Monkeypox: A Comprehensive Review

Abstract

The 2022 multi-country monkeypox outbreak in humans has brought new public health adversity on top of the ongoing coronavirus disease 2019 (COVID-19) pandemic. The disease has spread to 104 countries throughout six continents of the world, with the highest burden in North America and Europe. The etiologic agent, monkeypox virus (MPXV), has been known since 1959 after isolation from infected monkeys, and virulence among humans has been reported since the 1970s, mainly in endemic countries in West and Central Africa. However, the disease has re-emerged in 2022 at an unprecedented pace, with particular concern on its human-to-human transmissibility and community spread in non-endemic regions. As a mitigation effort, healthcare workers, public health policymakers, and the general public worldwide need to be well-informed on this relatively neglected viral disease. Here, we provide a comprehensive and up-to-date overview of monkeypox, including the following aspects: epidemiology, etiology, pathogenesis, clinical features, diagnosis, and management. In addition, the current review discusses the preventive and control measures, the latest vaccine developments, and the future research areas in this re-emerging viral disease that was declared as a public health emergency of international concern.
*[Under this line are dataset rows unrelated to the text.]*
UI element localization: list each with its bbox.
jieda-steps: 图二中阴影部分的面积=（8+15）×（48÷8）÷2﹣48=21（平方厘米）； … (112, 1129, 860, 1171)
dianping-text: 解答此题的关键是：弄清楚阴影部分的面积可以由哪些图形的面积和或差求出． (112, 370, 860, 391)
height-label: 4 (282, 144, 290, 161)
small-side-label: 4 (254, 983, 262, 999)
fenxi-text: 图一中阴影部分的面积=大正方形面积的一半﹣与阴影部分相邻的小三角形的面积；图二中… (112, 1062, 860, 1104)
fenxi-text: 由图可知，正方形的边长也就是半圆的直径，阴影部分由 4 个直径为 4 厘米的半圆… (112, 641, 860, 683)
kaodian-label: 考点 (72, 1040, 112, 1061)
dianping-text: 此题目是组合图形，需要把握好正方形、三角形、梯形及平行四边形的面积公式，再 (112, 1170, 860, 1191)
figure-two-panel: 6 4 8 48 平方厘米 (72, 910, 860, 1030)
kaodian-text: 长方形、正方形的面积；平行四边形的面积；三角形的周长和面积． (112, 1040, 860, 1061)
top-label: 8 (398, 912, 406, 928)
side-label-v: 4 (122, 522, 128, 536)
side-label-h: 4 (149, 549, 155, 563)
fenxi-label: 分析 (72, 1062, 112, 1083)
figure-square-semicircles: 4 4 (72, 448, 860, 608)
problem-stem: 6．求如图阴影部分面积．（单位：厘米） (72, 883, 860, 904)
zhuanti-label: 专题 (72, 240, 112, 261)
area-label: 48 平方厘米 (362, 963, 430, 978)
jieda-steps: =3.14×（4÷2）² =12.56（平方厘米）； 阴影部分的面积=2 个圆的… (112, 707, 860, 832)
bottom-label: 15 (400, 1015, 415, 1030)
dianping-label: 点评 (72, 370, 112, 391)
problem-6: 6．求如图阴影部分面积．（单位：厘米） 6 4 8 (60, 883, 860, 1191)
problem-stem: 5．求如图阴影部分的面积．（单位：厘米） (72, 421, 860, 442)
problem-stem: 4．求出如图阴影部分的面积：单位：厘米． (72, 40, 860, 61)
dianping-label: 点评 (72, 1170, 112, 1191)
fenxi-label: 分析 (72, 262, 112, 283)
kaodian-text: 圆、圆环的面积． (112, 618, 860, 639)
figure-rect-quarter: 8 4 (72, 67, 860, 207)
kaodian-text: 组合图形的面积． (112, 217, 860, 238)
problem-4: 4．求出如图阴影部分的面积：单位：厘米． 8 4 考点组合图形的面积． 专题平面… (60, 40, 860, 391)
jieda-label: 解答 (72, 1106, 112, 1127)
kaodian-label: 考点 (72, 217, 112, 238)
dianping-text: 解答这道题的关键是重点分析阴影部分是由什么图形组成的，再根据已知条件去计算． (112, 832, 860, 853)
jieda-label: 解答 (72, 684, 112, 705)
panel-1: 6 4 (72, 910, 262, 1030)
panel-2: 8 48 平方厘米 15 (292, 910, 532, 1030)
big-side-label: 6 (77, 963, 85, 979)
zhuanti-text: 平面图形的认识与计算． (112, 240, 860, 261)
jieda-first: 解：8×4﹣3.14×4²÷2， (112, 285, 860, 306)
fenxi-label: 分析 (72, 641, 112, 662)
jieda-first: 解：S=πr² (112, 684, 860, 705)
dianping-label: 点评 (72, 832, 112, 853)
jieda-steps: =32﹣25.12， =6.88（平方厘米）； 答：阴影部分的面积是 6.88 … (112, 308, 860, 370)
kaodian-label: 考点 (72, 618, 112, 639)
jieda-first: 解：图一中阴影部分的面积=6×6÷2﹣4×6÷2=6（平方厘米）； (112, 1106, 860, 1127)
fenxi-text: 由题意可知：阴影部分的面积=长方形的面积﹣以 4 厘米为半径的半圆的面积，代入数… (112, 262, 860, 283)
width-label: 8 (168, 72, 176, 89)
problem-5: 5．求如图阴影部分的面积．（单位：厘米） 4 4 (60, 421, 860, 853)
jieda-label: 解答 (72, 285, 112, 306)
Keywords: emergency; emerging viral infectious diseases; epidemic; international concern; prevention; public health; vaccination; zoonosis.

Figure 1

The total number of confirmed monkeypox cases per country. Data are based on (OurWorldInData.org, accessed on 9 September 2022) as reported by the end of May, June, July, and August 2022 [18].

Figure 2

Negative-stained transmission electron micrograph of M-type MPXV particle (A). Thin section of viral particles on skin sample, showing ovoid mature virions on the left and spherical immature virions on the right. Micrographs are courtesy of the Centers for Disease Control and Prevention (CDC) Public Health Image Library (PHIL) [28] (B). Schematic representation of MPXV virion structure (C).

Figure 3

Unrooted phylogenetic tree of MPXV genomes from 219 isolates sampled from 1970–2022 using iqtree2, aligned to reference (NC_063383) at the 3′ inverted terminal repeat (ITR) region using Geneious Prime. The tree shows the recently proposed three-clade classifications, consisting of Clade 1 (previously known as Congo Basin/Central Africa), Clade 2 (Western Africa), and Clade 3 (strong evidence of human-to-human transmission of MPXV (hMPXV)).

Figure 4

As a member of pattern recognition receptors (PRRs), TLR plays a critical role in recognizing various noxious molecules. Upon its interaction with those molecules, the cytoplasmic domain (TIR) of TLR recruits the appropriate adaptor proteins (e.g., MyD88, TRIF, or TRAM). This interaction induces the subsequent molecular pathways that will eventually upregulate the expression of NF-κB, which is critical in modulating the innate immune system. It has been found that this mechanism can be impaired by the action of a MPXV protein called A47R. This viral protein can interact with the adaptor proteins leading to the impairment of viral recognition by the immune system. TLR (Toll-like receptor); TIR (Toll/interleukin-1 receptor); MyD88 (myeloid differentiation primary-response gene 88); TRIF (TIR-domain-containing adaptor protein inducing IFNβ); TRAM (TRIF-related adaptor molecule); NF-κB (nuclear factor kappa B). The figure was created by Biorender.

Figure 5

The clinical and laboratory features of monkeypox. BUN: blood urea nitrogen. The figure was created by Biorender.

Figure 6

Schematic overview of the monkeypox virus life cycle and the mechanism of action of anti-poxvirus drugs. Like all poxviruses, monkeypox replicates in the cytoplasm of infected cells. Cidofovir and brincidofovir inhibit viral DNA polymerase; tecovirimat and NIOCH-14 prevents the formation of the cell-associated enveloped virion (CEV) and extracellular enveloped virion (EEV); and VIG prevents virion to infect new cells. The figure was created by Biorender.